49:23 - Jana (Guest)
You can find me. I have a website where I have a lot of free content, a lot of freebies too. To get you started with mobility, I have a six day free mobility challenge where people get a lot of phenomenal results in just six days, which is free, so you can download that quite easily off my website. You can find me on Instagram and Facebook, and I have a private, exclusive community on Facebook as well for women. That's where I run training and that's probably where people can access my support in the most kind of direct way.
49:58
And then, last words of wisdom Just just move. Move your body and enjoy. Enjoy what you were given. I mean a physical body that you know. Your body that moves well, without pain, is such a gift, and your body is essentially the vessel in which you get to experience life on this planet. So look after it. Yeah, we spend so much time looking after our positions and we. Once your body is gone, it's gone. And also, the last spin of a human joint is 120 years, so if you are having joint replacements at 60, you're not doing something right.
50:41 - Andrea (Host)
Yes, Look after your joints.
50:43 - Jana (Guest)
Look after your joints people with mobility and it really is as simple as five to 10 minutes a day. That's it. That is it that will keep you out of time and moving till you are very, very old, Beautiful.
50:58 - Andrea (Host)
Beautiful, beautiful. All the links to Yana's information will be in the show notes. Thank you so much for sharing your wisdom and your knowledge and inspiring me to like want to go look into getting a steel mace for myself because I don't need more gym equipment, but that sounds amazing.
51:15 - Jana (Guest)
Thank you so much for having me, andrea. It's been such a wonderful conversation. Yeah, it's been a real pleasure and real honor. Yes, thank you, thank you.

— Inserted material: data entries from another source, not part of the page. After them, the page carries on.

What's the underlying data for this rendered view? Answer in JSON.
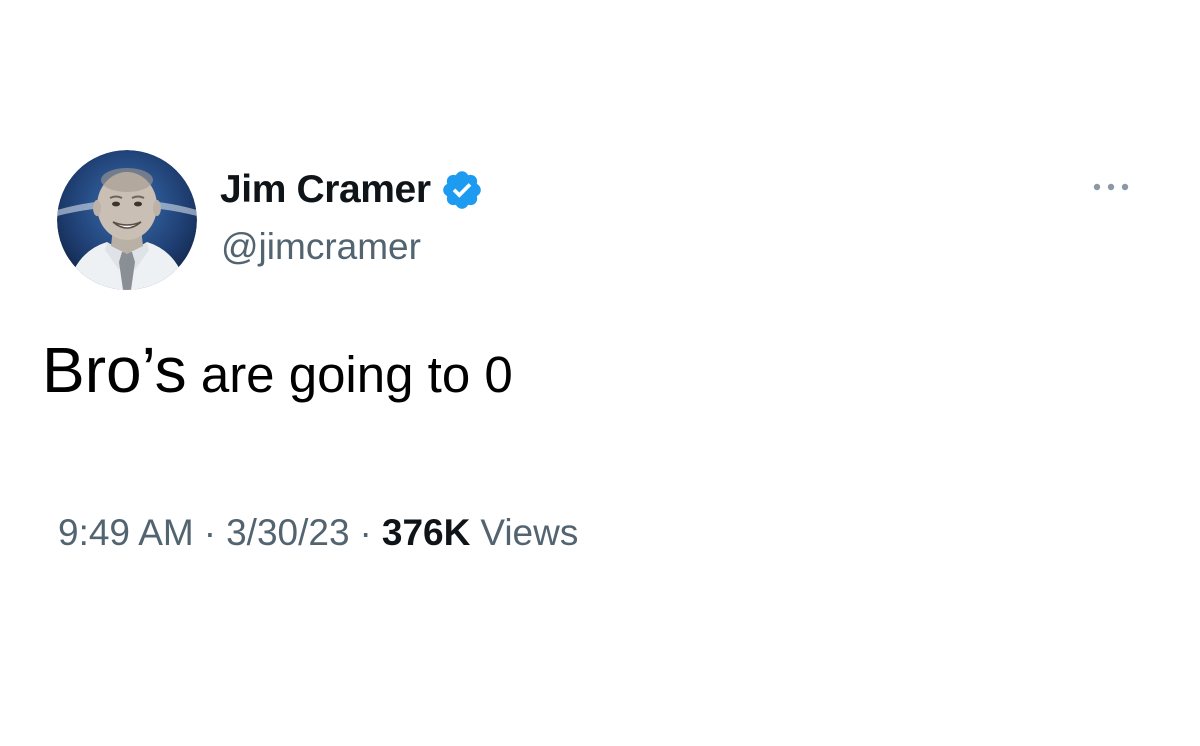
{
  "author": {
    "display_name": "Jim Cramer",
    "handle": "@jimcramer",
    "verified": true,
    "avatar_icon": "profile-photo",
    "verified_icon": "verified-checkmark-icon"
  },
  "tweet": {
    "text_part1": "Bro’s",
    "text_part2": " are going to 0"
  },
  "meta": {
    "time": "9:49 AM",
    "separator": "·",
    "date": "3/30/23",
    "views_count": "376K",
    "views_label": "Views"
  },
  "more_icon": "more-dots-icon",
  "colors": {
    "accent": "#1d9bf0",
    "text_primary": "#0f1419",
    "text_secondary": "#536471",
    "background": "#ffffff"
  }
}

Fitness and Movement Coach
Jana is all about exercising to feel strong, confident and powerful and to move with freedom, pain free for as long as we possibly can.
Jana is a certified TACFIT Instructor, Strength & Conditioning Coach, Qualified Personal Trainer and a Mobility Alchemist.
Jana helps athletic women over 40 transition from exercise that leaves them either broken, burnt out or bored into a new way of training that’s more aligned with their stage of life so they can age with strength, confidence and grace for all of life without sacrificing the challenge, thrill and joy.
Jana has almost a decade of experience. Her clients get strong and powerful using exercise and movement that is intuitive and suits their bodies, especially as they are transitioning through menopause.
Jana has discovered & mastered ancient warrior training with steel mace & clubbells and she now helps other women discover their feminine warrior. She believes that every woman deserves to feel strong, confident and invincible!
Jana a mother of three children and lives in the beautiful New Zealand. She loves all things outdoors and is a keen (but not always very good) surfer.